Rawson-Neal Psychiatric Hospital faces the loss of millions of dollars in funding.
Its ability to participate in Medicare could be terminated on or before Nov. 6 if deficiencies found by a federal agency are not corrected or evidence of compliance is not submitted, according to documents released by the federal Centers for Medicare and Medicaid Services late Friday.
The state hospital has 10 days to respond to the federal agency to avoid termination action, although that doesn’t guarantee that Rawson-Neal’s eligibility to participate in Medicare would be maintained, according to letters sent to Southern Nevada Adult Mental Health Services, the agency that oversees the Las Vegas facility. The letters are dated Thursday , and outline problems at the hospital that were found during two separate investigations in May and June.
In fiscal year 2011-12, Rawson-Neal received $3.2 million in Medicare funding.
“With this notice we are initiating a process which could result in termination of the hospital’s Medicare provider agreement on or before (Nov. 6),” states the letter outlining problems identified during an inspection.
The public hospital lost its accreditation and was hit with a federal lawsuit in the aftermath of allegations of patient dumping and improper record keeping earlier this year. Scrutiny of Rawson-Neal intensified after the hospital discharged James F. Brown, 48, to Sacramento, Calif., in February with no support or family waiting for him.
Reached at home late Friday, Mike Willden, director of the Nevada Department of Health and Human Services, refused to comment and hung up. Dr. Tracey Green, the state’s chief medical officer, didn’t return late calls seeking comment.
Mary Woods, spokeswoman with the state’s Department of Health and Human Services, said Southern Nevada Adult Mental Health Services “is prepared to submit evidence of compliance” to the federal agency.

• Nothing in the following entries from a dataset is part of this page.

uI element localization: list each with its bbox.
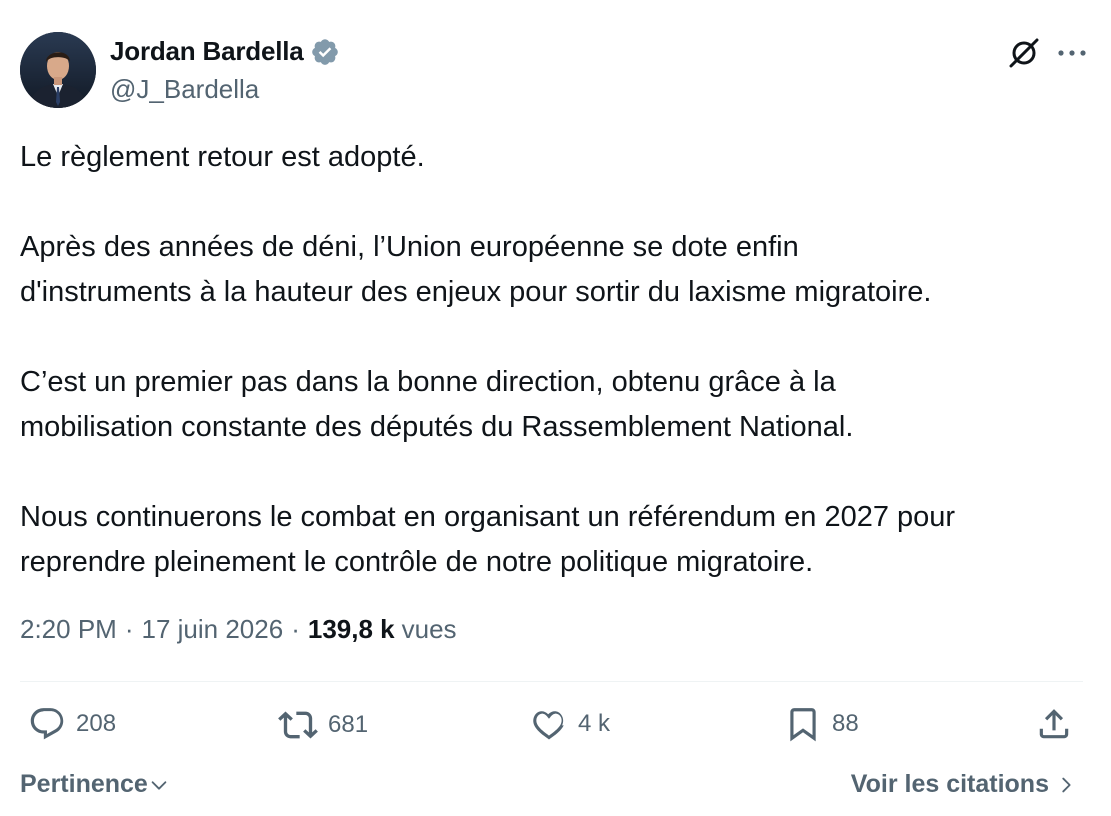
repost-icon (278, 711, 318, 739)
quotes-label: Voir les citations (850, 770, 1049, 798)
view-quotes-link[interactable]: Voir les citations (851, 770, 1077, 799)
repost-button[interactable]: 681 (278, 705, 368, 745)
tweet-paragraph: C’est un premier pas dans la bonne direc… (20, 366, 854, 443)
grok-icon[interactable] (1007, 36, 1041, 70)
author-name[interactable]: Jordan Bardella (110, 36, 304, 67)
more-options-icon[interactable] (1057, 48, 1087, 58)
action-bar: 208 681 4 k 88 (28, 705, 1083, 751)
tweet-meta: 2:20 PM · 17 juin 2026 · 139,8 k vues (20, 614, 457, 645)
like-count: 4 k (578, 710, 611, 737)
tweet-text: Le règlement retour est adopté. Après de… (20, 135, 1090, 630)
views-label: vues (401, 614, 457, 644)
share-button[interactable] (1035, 705, 1083, 743)
reply-button[interactable]: 208 (28, 705, 116, 743)
repost-count: 681 (328, 711, 369, 738)
tweet-date[interactable]: 17 juin 2026 (142, 614, 284, 645)
bookmark-count: 88 (832, 710, 859, 737)
author-handle[interactable]: @J_Bardella (110, 74, 259, 105)
bookmark-button[interactable]: 88 (784, 705, 859, 743)
tweet-time[interactable]: 2:20 PM (20, 614, 117, 645)
sort-label: Pertinence (20, 770, 148, 798)
meta-separator: · (124, 614, 134, 644)
divider (20, 681, 1083, 682)
bookmark-icon (790, 708, 816, 742)
share-icon (1039, 709, 1069, 739)
reply-count: 208 (76, 710, 117, 737)
tweet-paragraph: Le règlement retour est adopté. (20, 141, 425, 173)
tweet-paragraph: Nous continuerons le combat en organisan… (20, 501, 956, 578)
avatar[interactable] (20, 32, 96, 108)
verified-badge-icon[interactable] (310, 37, 340, 67)
tweet-header: Jordan Bardella @J_Bardella (20, 32, 1087, 112)
heart-icon (533, 711, 564, 740)
tweet-paragraph: Après des années de déni, l’Union europé… (20, 231, 932, 308)
sort-dropdown[interactable]: Pertinence (20, 770, 170, 799)
like-button[interactable]: 4 k (530, 705, 610, 743)
views-count[interactable]: 139,8 k (308, 614, 395, 645)
chevron-down-icon (151, 780, 167, 790)
reply-icon (30, 708, 64, 740)
replies-toolbar: Pertinence Voir les citations (20, 770, 1077, 806)
meta-separator: · (291, 614, 300, 644)
chevron-right-icon (1062, 777, 1071, 792)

“The recent changes in practices and policy, along with the additional funding to mental health services have strengthened the facility’s capabilities to successfully comply with CMS certification requirements,” she said in a text.
Lawmakers earlier this week approved the release of $2.1 million for further improvements and expansion of services at Rawson-Neal. Officials also have submitted a new application for accreditation to the Joint Commission, an independent organization that accredits hospitals.
Officials with the Centers for Medicare and Medicaid Services were not available for comment late Friday.
On June 20, a full inspection was completed at Southern Nevada Adult Mental Health and Human Services by the Nevada Department of Health and Human Services at the behest of federal officials. After a careful review, the Centers for Medicare and Medicaid Services concluded that the agency was out of compliance with conditions of participation, according to one of the letters.
Hospitals have to be in compliance with 23 conditions of participation.
In a March inspection, Rawson-Neal was out of compliance with two of 23 conditions: discharge planning and administrative oversight. Hospital officials had 10 days to submit a plan of correction, which was accepted by the federal agency.
The Centers for Medicare and Medicaid Services then authorized the Nevada Department of Health and Human Services to complete another inspection, the one in June, to determine whether Rawson-Neal had come back into compliance. However, the hospital was out of compliance with three conditions: administrative oversight, issues with medical staff and nursing services.
Also, the Southern Nevada Adult Mental Health and Human Services was not compliant with provisions of the National Fire Protection Association’s Life Safety code, according to one letter.
“We have further determined that the deficiencies identified by the full survey substantially limit the hospital’s ability to render adequate care to patients or are of such character as to adversely affect patient health and safety,” one letter reads.
A separate investigation at Rawson-Neal that took place on May 9 and explored whether the hospital was meeting requirements of the Emergency Medical Treatment and Labor Act, found the hospital was in violation of four requirements. Those requirements include compliance with the policies and procedures, availability of on-call physicians, failure to provide appropriate medical screening examination and failure to provide stabilizing treatment.
Hospital officials have 10 days within the receipt of the letters to submit credible plans or evidence that the deficiencies have been corrected or do not exist. Officials can also appeal by requesting a hearing before an administrative law judge of the Department of Health and Human Services.
The hearing request must be filed no later than 60 days from receipt of the notice.